The team then ran link-level simulations in MATLAB to verify the algorithm’s functionality and its robustness in the presence of channel noise.

After characterizing device-to-device performance, researchers developed system-level models that comprise multiple base stations and hundreds of mobile devices.

Using Parallel Computing Toolbox, the researchers accelerated simulations by executing multiple tasks concurrently on a multicore processor.

Requiring just a few minor modifications to the algorithm, this step verified the parallel version of the algorithm on a single computer in preparation for deployment on the lab’s 32-core computing cluster.

With MATLAB Parallel Server, the researchers performed numerous Monte Carlo simulations on the cluster to obtain bit error rate, block error rate, system throughput, outage percentages, and other statistics.
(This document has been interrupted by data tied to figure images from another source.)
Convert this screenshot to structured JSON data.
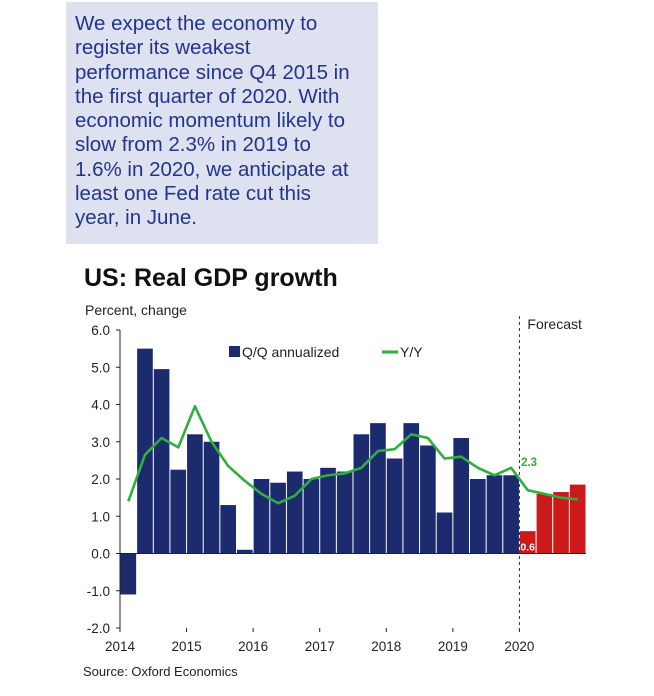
{
  "note": {
    "text": "We expect the economy to\nregister its weakest\nperformance since Q4 2015 in\nthe first quarter of 2020. With\neconomic momentum likely to\nslow from 2.3% in 2019 to\n1.6% in 2020, we anticipate at\nleast one Fed rate cut this\nyear, in June."
  },
  "chart_data": {
    "type": "bar",
    "title": "US: Real GDP growth",
    "ylabel": "Percent, change",
    "ylim": [
      -2.0,
      6.0
    ],
    "yticks": [
      "6.0",
      "5.0",
      "4.0",
      "3.0",
      "2.0",
      "1.0",
      "0.0",
      "-1.0",
      "-2.0"
    ],
    "x_year_labels": [
      "2014",
      "2015",
      "2016",
      "2017",
      "2018",
      "2019",
      "2020"
    ],
    "categories": [
      "2014 Q1",
      "2014 Q2",
      "2014 Q3",
      "2014 Q4",
      "2015 Q1",
      "2015 Q2",
      "2015 Q3",
      "2015 Q4",
      "2016 Q1",
      "2016 Q2",
      "2016 Q3",
      "2016 Q4",
      "2017 Q1",
      "2017 Q2",
      "2017 Q3",
      "2017 Q4",
      "2018 Q1",
      "2018 Q2",
      "2018 Q3",
      "2018 Q4",
      "2019 Q1",
      "2019 Q2",
      "2019 Q3",
      "2019 Q4",
      "2020 Q1",
      "2020 Q2",
      "2020 Q3",
      "2020 Q4"
    ],
    "series": [
      {
        "name": "Q/Q annualized",
        "kind": "bar",
        "color": "#1c2a6e",
        "forecast_color": "#cc1a1a",
        "forecast_start_index": 24,
        "values": [
          -1.1,
          5.5,
          4.95,
          2.25,
          3.2,
          3.0,
          1.3,
          0.1,
          2.0,
          1.9,
          2.2,
          2.0,
          2.3,
          2.2,
          3.2,
          3.5,
          2.55,
          3.5,
          2.9,
          1.1,
          3.1,
          2.0,
          2.1,
          2.1,
          0.6,
          1.6,
          1.65,
          1.85
        ]
      },
      {
        "name": "Y/Y",
        "kind": "line",
        "color": "#2eaf3e",
        "values": [
          1.4,
          2.65,
          3.1,
          2.85,
          3.95,
          3.0,
          2.35,
          1.95,
          1.6,
          1.35,
          1.55,
          2.0,
          2.1,
          2.15,
          2.3,
          2.75,
          2.8,
          3.2,
          3.1,
          2.55,
          2.6,
          2.3,
          2.1,
          2.3,
          1.7,
          1.6,
          1.5,
          1.45
        ]
      }
    ],
    "data_labels": [
      {
        "text": "2.3",
        "style": "green"
      },
      {
        "text": "0.6",
        "style": "white"
      }
    ],
    "forecast_label": "Forecast",
    "legend_position": "top-center",
    "grid": false,
    "source": "Source: Oxford Economics"
  }
}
These simulations enabled the team to compare the performance of different algorithms, assess robustness in poor channel conditions, and evaluate throughput across the network and at the cell edge.

DOCOMO Beijing Labs recently demonstrated a hardware implementation of two designs developed and verified using MATLAB: an 8x8 MIMO OFDM system and a multiuser MIMO for TD-LTE.


  • Development time halved. DOCOMO Beijing Labs researchers estimate that using MATLAB reduced development time by 50% compared with traditional C or C++ development. Instead of spending time on low-level coding details, the researchers can use high-level communications systems functions to rapidly and interactively develop new algorithms.

  • Simulation time reduced from weeks to hours. When executed on a single processor, some of the lab’s extensive simulations took weeks to complete. With Parallel Computing Toolbox and MATLAB Parallel Server, the same simulations were run on the lab’s 32-core cluster and completed within hours.

  • Five times more scenarios verified. In the past, time constraints forced researchers to omit some tests and simulation scenarios. With the time savings from rapid algorithm development in MATLAB and distributed simulations on the cluster, the lab has increased the number of simulations it runs by a factor of five, giving the researchers increased confidence in the robustness of their designs.